For more information, read the press release.

Clarivate Analytics Studies Impacts of Plan S Initiative

Clarivate Analytics’ Institute for Scientific Information released the second report in its Global Research series, “The Plan S Footprint: Implications for the Scholarly Publishing Landscape,” which uses Web of Science journal data to help pose questions for stakeholders in the research community. According to the blog post, the report “examines recent patterns of publications funded by Plan S supporters, exploring potential impacts on funders, subjects, countries, publishers, and journals.”

Findings lead to questions such as the following:

  • Some research areas have very few journals that are currently Plan S compliant. Without carefully paced transition to allow for the emergence of new titles, is there a risk of unusual constraints and disjunctions in publishing opportunities in affected subjects?
  • Citations are not a defining metric of quality, but might the restructuring of the spread of well-cited papers have unplanned contingent consequences?
  • The large publishers, with a diverse stable of titles, will be influential in discussions, but there are many small publishers, including those linked to learned societies, who publish an important part of the Plan S funded output in serials central to their discipline. Will transition be more difficult for them and, if so, can this be managed effectively but flexibly?

For more information, read the blog post.

The American Museum of Natural History Celebrates 150th Anniversary

The American Museum of Natural History in New York is marking its 150th anniversary with a multiyear series of events, including programs, exhibitions, and projects. It will conclude the celebrations with the forthcoming opening of the Richard Gilder Center for Science, Education, and Innovation.

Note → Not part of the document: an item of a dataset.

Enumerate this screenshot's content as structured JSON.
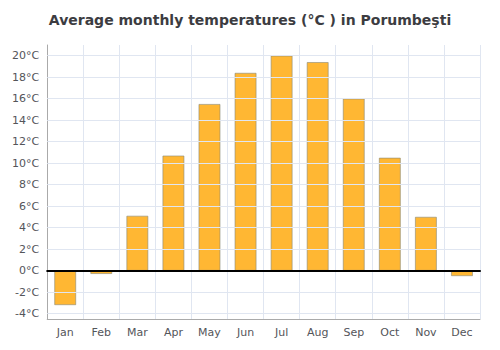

The first new exhibition is T. rex: The Ultimate Predator, opening in March 2019. It will feature a life-size model of the dinosaur that is the most scientifically accurate to date. In July, the Arthur Ross Hall of Meteorites will get revitalized, and in October, the museum will host a scientific conference about human genetics. Planned for 2020 are a new Space Show in the Hayden Planetarium (in January) and the re-opening of the Allison and Roberto Mignone Halls of Gems and Minerals (in the fall).

A new website, amnh.org/150, which is now live, encourages people to submit stories, photos, and memories of their visits to the museum.

For more information, read the announcement.

ByWater Solutions Expands Funding of Koha to Include New Position

ByWater Solutions is funding another Koha community position, which will be filled by Liz Rea. She has 10-plus years of experience with Koha implementations, development, and support, as well as staff-side usage.

“Support and participation in Koha’s development process is vital to its overall success. We are truly excited to be able [to] support the Koha community in such a tangible way. We believe in financially supporting the advanced technical skills in the Koha community in order to make and maintain Koha as the leader in [the] ILS industry,” says Brendan Gallagher, ByWater Solutions’ CEO.